Apart from the above, the beneficiaries have also transferred their interest in the corpus of the trust by separate deeds of assignment of the same date though not to the same charitable trust. As the corpus producing the income under consideration has also been transferred, the facts of the case are out of Section 60. In this view of the matter, he urged that the order of the Commissioner (Appeals) deserved to be upheld.7. We have considered the contentions of both the parties as well as the facts on record. In our opinion, the contentions raised for the assessee carry force. As has been held in the case of Smt. Kasturbai Walchand Trust (supra), the beneficiaries were indeed empowered by Section 58 to transfer their interest. The proviso to Section 58 does not apply to the facts of this case, because none of the beneficiaries was a married woman when the settlor created the trust in their favour.
There is indeed no material to distinguish between the surrender of the right as in the case of Smt. Kasturbai Walchand Trust (supra) and the assignments in the present case, because in both the cases the beneficiaries, in effect, gave away their rights. After they did it effectively in the eye of law, which we, on the authority of Smt.
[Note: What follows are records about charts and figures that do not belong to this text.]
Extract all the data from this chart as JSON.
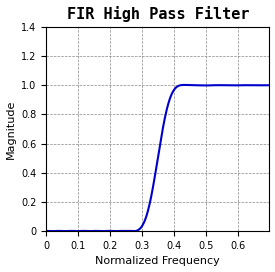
{
  "title": "FIR High Pass Filter",
  "xlabel": "Normalized Frequency",
  "ylabel": "Magnitude",
  "xlim": [
    0,
    0.7
  ],
  "ylim": [
    0,
    1.4
  ],
  "xticks": [
    0,
    0.1,
    0.2,
    0.3,
    0.4,
    0.5,
    0.6
  ],
  "yticks": [
    0,
    0.2,
    0.4,
    0.6,
    0.8,
    1.0,
    1.2,
    1.4
  ],
  "line_color": "#0000cc",
  "line_width": 1.5,
  "background_color": "#ffffff",
  "grid_color": "#888888",
  "grid_linestyle": "--",
  "title_fontsize": 11,
  "label_fontsize": 8,
  "tick_fontsize": 7
}
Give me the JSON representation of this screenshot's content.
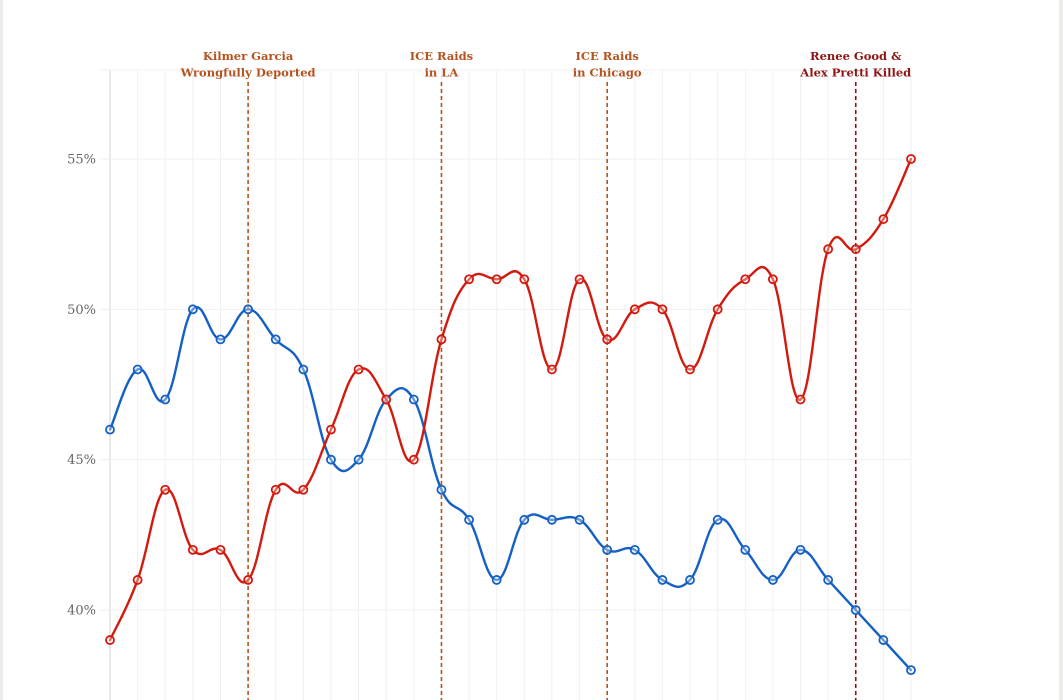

Kasturbai Walchand Trust's case (supra), hold that they have done, the income so diverted could no longer be assessed as their income. This is not a case of application of income, because the amounts assigned did not go out of the income of the beneficiaries unlike the case of Sitaldas Tirathdas (supra). Nor are the facts of the case hit by Section 60 because, unlike the case of Provat Kumar Mitter (supra) even the corpus, producing the income under consideration, has been transferred by the beneficiaries. Thus, we find that none of the reasons given in support of the case of the revenue stands a scrutiny and the decision of the Commissioner (Appeals) is based on sound reasoning and good authority. We, therefore, uphold the order of the Commissioner (Appeals).